Last Rebel comic book depicts post apocalyptic Cork city

Gangs and feral creatures roam St Patrick St and the Grand Parade, causing havoc wherever they go. Law enforcement officers are noteable by their absence.   

Jenny and Grace roam the near-deserted streets of a post-apocalyptic Cork City.

No, it’s not 3am on a typical Saturday in Cork City, but a post-apocalyptic scene brought to life by a group of comic book creators. The Last Rebel, launched today by independent publisher Turncoat Press, is set in a Cork city of the future, where the population is depleted and gangs and mutant animals cause mayhem for the locals that remain.

“Our hero, Jenny, is the Last Rebel and strives to protect the honest city residents with her barbed wire-bound hurley,” says Chris O’Halloran, who came up with the concept.

“She is also the guardian of her troubled teenage sister, Grace, and the book is about their relationship. You’ll also see a group of mutant cheetahs, escaped from Fota, and a giant mutant swan.”

Chris runs the Cork-based Turncoat Press with Colin O’Mahoney and Emmet O’Brien and The Last Rebel is its third release following sci-fi comic Life Signs and anthology comic book I’m Awake, I’m Alive.

The Last Rebel is a collaborative effort by the Turncoat Press group, with art work and colouring by Fiona Boniwell, Stefanie Reville, Cian Tormey, Damien Duncan, and Joseph Griffin. Eva Widermann, a Cork-based illustrator, drew the cover, which Chris then coloured.

Chris says he has had the idea for the book for more than two years.

“When we did our first book, I’m Awake, I’m Alive, I wrote and drew a 15-page story that was spread throughout the book,” he says.

“I wanted to do something set in Cork with recognisable elements. Once I had the image of the character in my head I couldn’t shake it. Since then, I’ve been thinking where the story could go from there. I had a very rough idea what I wanted to do and luckily enough I knew two writers far better than I, that brought something more to the stories then I could manage and fixed some of the problems.
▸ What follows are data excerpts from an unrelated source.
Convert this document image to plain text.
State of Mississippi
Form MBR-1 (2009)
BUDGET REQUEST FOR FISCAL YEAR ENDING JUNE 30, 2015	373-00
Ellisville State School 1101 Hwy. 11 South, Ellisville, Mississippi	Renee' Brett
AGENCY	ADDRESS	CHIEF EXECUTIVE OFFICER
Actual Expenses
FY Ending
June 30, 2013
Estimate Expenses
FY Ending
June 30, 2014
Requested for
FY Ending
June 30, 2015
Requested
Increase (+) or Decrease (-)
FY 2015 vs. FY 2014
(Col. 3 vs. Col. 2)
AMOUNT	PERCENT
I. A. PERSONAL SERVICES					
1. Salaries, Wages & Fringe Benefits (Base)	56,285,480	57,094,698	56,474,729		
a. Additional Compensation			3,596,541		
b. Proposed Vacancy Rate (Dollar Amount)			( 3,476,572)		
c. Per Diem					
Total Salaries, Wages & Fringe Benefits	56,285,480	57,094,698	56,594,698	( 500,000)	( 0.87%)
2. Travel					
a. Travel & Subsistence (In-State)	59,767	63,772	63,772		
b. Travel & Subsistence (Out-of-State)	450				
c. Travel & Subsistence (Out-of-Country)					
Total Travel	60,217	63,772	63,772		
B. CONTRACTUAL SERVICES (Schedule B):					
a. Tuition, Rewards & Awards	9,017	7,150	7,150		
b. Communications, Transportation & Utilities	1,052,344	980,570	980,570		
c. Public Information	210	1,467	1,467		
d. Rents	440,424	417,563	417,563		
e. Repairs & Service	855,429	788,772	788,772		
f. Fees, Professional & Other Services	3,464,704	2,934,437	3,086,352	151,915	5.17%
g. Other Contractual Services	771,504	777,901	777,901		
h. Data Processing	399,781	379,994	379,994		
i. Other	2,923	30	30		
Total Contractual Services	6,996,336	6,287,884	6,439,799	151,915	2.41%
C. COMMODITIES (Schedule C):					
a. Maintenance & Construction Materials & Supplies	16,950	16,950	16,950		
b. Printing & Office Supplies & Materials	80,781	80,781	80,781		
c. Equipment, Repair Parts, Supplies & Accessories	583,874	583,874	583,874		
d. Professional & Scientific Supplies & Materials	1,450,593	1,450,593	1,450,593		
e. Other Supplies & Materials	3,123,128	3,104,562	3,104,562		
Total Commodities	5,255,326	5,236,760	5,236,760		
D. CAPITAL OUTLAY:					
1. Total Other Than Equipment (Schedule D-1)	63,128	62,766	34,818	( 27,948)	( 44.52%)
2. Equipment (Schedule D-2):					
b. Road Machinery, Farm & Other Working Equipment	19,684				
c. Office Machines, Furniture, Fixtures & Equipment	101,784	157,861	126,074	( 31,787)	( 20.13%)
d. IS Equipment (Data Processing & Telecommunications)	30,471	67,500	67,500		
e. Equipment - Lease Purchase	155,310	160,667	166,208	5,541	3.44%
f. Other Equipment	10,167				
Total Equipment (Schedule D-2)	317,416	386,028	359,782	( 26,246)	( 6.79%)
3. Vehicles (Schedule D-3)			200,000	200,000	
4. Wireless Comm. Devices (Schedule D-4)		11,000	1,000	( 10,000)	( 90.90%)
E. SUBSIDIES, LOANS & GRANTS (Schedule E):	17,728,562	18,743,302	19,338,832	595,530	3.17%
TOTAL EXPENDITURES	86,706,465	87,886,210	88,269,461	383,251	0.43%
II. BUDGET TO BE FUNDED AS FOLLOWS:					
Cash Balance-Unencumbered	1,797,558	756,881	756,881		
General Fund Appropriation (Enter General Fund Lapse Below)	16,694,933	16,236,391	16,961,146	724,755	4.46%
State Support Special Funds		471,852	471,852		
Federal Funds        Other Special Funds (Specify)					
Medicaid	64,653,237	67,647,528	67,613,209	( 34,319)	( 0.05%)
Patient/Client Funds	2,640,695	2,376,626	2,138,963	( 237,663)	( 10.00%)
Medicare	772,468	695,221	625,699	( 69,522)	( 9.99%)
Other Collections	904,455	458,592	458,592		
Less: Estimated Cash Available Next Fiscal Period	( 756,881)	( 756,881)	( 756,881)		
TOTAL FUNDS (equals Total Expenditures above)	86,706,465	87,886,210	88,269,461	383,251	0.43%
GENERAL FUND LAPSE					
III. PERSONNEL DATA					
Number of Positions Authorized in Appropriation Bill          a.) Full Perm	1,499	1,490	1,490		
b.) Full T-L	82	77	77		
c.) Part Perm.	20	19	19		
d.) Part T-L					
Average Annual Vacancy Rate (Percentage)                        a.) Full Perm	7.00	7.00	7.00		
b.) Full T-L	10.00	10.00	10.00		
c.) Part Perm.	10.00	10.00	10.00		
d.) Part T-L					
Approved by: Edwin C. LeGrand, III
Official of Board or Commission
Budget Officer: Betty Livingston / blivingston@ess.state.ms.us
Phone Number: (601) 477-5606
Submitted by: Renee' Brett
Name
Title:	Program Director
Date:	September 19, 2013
“I wanted to focus on the colouring side of things for this book so I got in touch with four artists I either knew or knew from their work online. Luckily enough they all wanted to be a part of the book and each of them brings something very distinct to their stories.”

Leeside readers will see a dystopian take on familiar places such as St Patrick St, Grand Parade, Shandon, and the bus station. Stories also take place in a misty Lough and near an abandoned Fota.

“I would like to have included locations a bit further out than the city, some surrounding towns maybe, but hopefully this does well and we can do another comic where more areas can be included,” says Chris.

The comic book scene has grown from ‘non-existent’ two years ago to the vibrant community that exists today, O’Halloran said. A Cork comic creators meet-up draws dozens of attendees to its monthly meetings.

He cites the Irish artists who have had international success — such as Corkman Will Sliney who illustrates Spider-Man 2099 for industry giants Marvel — as examples of local success stories that have inspired.

“You can map the success of Will, Declan Shalvey, Stephen Mooney, Nick Roche, and others with the rise in interest in the area. From a personal point of view, I wouldn’t have known it was possible to be from Ireland and make comics or work in comics without those guys,” he said.

The Last Revel launches in Waterstones today from 2.30pm and is also available in Vibes & Scribes, Other Realms, Cathal O’Donovan’s Bookshop in Skibbereen, and Big Bang Comics and Forbidden Planet in Dublin. It is also available from www.turncoatpress.com.